No es, pues, extraño que los escritores políticos comunistas le consideren como uno de sus precursores. No obstante la circunstancia de que Babeuf sea una figura legendaria de primer orden para todos los revolucionarios posteriores hay que imputarla a su insistencia en la necesidad de convertir la revolución política en una revolución económica y social, y, sobre todo, su empeño en la conspiración como medio idóneo para lograrlo.

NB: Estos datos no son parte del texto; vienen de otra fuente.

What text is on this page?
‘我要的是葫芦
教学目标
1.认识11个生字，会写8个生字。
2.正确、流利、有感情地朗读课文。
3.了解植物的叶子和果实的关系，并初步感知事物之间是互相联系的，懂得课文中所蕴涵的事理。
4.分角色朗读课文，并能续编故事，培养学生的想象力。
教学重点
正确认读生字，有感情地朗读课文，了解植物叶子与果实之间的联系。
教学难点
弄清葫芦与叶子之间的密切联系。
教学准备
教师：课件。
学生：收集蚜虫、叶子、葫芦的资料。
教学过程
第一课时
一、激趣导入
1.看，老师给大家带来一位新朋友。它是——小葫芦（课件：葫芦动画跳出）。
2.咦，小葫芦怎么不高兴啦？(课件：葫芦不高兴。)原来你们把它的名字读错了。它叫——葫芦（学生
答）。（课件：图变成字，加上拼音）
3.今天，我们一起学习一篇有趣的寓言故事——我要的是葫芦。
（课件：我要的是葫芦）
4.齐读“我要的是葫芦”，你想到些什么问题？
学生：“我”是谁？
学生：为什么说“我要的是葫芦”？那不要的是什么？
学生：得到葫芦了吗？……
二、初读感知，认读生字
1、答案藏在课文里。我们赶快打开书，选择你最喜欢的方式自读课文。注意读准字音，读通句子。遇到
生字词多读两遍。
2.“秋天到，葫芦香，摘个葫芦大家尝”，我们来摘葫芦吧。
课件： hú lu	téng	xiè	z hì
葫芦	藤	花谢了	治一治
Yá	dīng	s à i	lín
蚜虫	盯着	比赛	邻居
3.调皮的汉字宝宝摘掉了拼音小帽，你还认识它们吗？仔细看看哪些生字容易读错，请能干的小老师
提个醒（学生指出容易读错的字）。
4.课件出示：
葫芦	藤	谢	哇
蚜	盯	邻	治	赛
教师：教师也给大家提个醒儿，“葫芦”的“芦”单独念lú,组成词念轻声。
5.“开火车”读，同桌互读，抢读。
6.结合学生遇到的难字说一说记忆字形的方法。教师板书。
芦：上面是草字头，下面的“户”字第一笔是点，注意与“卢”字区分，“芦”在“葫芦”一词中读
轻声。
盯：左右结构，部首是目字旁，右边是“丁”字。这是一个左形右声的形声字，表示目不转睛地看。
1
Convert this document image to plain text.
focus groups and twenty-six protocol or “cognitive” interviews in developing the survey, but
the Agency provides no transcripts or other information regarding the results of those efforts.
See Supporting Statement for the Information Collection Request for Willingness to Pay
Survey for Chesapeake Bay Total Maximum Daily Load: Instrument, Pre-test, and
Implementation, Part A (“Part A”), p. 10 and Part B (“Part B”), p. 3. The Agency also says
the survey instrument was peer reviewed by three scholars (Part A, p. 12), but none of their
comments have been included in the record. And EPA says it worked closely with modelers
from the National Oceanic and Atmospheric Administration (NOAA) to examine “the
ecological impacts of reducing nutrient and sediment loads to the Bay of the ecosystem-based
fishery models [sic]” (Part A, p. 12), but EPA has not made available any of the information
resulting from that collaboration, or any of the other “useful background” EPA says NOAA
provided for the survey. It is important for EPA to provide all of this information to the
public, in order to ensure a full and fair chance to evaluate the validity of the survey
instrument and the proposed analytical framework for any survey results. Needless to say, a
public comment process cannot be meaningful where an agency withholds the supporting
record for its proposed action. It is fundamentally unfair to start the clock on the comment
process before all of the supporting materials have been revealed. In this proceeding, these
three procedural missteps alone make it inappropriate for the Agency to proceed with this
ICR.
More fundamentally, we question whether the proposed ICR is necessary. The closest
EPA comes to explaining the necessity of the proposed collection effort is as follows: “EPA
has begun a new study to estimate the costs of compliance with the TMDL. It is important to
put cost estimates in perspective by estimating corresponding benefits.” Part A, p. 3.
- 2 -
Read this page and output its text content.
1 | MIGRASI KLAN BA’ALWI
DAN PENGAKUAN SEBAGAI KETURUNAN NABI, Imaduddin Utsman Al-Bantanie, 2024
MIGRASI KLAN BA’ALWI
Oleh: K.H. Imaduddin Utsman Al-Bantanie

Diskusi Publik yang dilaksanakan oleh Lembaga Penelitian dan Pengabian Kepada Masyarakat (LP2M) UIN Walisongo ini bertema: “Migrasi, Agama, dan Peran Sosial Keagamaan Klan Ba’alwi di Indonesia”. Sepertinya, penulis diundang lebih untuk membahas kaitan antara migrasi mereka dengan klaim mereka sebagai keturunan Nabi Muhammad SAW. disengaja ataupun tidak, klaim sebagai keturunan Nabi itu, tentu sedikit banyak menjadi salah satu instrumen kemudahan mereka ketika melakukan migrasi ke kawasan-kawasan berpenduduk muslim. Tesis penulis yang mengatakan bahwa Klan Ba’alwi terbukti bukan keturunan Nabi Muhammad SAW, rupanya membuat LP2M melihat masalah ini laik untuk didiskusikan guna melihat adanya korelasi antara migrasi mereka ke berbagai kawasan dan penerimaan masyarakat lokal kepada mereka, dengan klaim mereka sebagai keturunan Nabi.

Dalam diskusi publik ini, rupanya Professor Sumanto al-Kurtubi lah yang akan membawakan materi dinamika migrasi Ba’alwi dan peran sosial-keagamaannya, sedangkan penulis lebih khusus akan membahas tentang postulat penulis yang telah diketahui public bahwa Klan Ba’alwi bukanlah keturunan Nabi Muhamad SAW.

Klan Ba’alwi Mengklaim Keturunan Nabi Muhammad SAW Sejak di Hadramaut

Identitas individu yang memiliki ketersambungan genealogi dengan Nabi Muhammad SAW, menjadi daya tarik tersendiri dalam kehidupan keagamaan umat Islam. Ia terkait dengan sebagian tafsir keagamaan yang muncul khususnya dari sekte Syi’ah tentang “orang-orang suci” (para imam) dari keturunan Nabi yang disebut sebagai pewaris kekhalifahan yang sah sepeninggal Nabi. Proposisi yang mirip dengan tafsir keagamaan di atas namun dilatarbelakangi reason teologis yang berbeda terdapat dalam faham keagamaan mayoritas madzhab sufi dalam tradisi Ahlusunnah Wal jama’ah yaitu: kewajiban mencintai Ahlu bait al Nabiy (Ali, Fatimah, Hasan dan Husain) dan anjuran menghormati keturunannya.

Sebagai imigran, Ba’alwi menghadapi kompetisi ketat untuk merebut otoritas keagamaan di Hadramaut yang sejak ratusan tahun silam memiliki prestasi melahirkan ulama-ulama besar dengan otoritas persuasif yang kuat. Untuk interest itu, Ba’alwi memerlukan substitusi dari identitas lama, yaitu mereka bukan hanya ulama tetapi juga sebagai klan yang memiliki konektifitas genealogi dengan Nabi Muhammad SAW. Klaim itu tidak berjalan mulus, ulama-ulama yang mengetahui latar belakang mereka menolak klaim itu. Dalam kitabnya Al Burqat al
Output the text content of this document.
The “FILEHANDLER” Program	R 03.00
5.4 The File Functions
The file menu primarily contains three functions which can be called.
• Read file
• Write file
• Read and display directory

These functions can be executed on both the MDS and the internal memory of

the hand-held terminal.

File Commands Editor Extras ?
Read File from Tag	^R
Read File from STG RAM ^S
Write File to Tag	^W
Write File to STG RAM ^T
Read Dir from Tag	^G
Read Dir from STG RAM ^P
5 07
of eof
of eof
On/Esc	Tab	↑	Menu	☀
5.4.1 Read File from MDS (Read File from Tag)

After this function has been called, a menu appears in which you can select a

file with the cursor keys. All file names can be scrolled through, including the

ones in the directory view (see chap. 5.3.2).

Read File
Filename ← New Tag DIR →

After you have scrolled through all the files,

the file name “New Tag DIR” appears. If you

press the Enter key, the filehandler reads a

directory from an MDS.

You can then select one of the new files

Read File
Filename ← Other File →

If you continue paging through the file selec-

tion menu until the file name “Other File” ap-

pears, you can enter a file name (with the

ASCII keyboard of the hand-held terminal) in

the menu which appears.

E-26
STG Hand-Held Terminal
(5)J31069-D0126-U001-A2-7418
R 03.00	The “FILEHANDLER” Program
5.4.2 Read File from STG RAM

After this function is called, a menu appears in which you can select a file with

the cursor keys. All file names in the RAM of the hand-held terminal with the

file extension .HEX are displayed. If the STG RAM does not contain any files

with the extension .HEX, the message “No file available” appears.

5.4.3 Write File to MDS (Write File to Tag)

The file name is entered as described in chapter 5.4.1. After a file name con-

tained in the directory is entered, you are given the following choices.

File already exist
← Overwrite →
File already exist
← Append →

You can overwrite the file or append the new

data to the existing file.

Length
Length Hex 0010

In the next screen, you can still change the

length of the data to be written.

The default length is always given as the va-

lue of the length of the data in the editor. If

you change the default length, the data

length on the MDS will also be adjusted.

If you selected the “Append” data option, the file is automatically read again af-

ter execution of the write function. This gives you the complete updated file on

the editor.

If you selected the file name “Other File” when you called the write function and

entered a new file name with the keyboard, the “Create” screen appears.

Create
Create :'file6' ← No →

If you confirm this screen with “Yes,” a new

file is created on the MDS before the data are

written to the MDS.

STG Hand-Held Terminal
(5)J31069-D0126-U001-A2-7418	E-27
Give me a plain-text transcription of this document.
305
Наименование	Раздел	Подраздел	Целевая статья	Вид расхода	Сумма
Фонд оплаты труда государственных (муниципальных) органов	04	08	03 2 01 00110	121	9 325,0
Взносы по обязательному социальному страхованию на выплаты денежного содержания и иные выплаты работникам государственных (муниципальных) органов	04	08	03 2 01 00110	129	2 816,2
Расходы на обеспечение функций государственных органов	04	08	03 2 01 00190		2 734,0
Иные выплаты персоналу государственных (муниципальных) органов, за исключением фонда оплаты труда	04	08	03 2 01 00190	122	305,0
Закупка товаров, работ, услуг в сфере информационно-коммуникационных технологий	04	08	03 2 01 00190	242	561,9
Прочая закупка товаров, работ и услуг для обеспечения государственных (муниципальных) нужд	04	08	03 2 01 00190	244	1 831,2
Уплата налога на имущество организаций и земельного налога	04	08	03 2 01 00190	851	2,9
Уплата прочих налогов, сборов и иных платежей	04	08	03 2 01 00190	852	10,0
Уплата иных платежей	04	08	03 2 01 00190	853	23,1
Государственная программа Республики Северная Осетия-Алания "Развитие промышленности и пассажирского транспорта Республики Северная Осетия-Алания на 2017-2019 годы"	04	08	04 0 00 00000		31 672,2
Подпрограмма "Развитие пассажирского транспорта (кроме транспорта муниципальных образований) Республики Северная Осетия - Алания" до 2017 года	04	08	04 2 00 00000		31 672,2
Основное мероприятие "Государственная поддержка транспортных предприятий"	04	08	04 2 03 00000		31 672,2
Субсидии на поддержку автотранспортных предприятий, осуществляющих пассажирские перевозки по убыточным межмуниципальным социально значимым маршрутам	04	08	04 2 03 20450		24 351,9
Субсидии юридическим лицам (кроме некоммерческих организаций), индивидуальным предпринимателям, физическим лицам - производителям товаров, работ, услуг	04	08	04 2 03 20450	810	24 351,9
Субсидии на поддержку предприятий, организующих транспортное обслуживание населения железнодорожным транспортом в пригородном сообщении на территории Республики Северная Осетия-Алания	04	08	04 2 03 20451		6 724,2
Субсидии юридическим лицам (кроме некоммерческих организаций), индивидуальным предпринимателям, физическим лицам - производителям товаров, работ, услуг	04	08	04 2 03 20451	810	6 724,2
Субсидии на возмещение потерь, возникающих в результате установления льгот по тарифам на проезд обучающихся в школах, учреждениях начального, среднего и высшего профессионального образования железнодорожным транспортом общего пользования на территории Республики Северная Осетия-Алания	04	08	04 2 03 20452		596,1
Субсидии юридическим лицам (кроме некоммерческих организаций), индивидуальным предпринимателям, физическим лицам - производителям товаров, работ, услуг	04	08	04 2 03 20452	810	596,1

Su propia Conspiración de los Iguales resultó totalmente ineficaz, debido en parte a que, como acontece con muchos conspiradores, ni él ni sus amigos supieron resistir la tentación de exponer públicamente sus fines y objetivos, con lo cual la policía no tuvo problema alguno para penetrar en su organización, y de ahí que la confabulación fuese pronta y fácilmente aniquilada. Pero aunque Babeuf muriese ejecutado y muchos de sus adeptos fuesen deportados, la idea de la conspiración como medio de realizar la revolución social permaneció incólume. Ciertamente hubo quienes, poco partidarios de la revolución, se encariñaron rápidamente con la idea de que aquel caos no era más que el resultado de una conspiración universal. «Todo en esta Revolución Francesa, incluyendo los más terribles desmanes, ha sido previsto, calculado, dispuesto, determinado y decidido; todo es obra y estímulo de aquellos hombres que manejaban los hilos de las conspiraciones, protegidos desde tiempo atrás en el marco de las sociedades secretas; hombres que sabían escoger y sacar rápidamente partido de los momentos más favorables a sus confabulaciones».[58] Estas sospechas que en 1797 albergaba in émigré, sacerdote de profesión, caracterizan las creencias que a lo largo del siglo XIX tenían muchos conservadores. Y en nuestra época, naturalmente, ocurre otro tanto con todos aquellos siempre dispuestos a imputar cualquier incidente turbulento a las maquinaciones escala internacional de los comunistas, francmasones, católicos o judíos, incurriendo pues, en pareja ilusión. Consecuencia de esto ha sido que los conspiradores exageran de un lado la propia importancia, y de otro, que indujeran a determinados historiadores a hacer lo mismo.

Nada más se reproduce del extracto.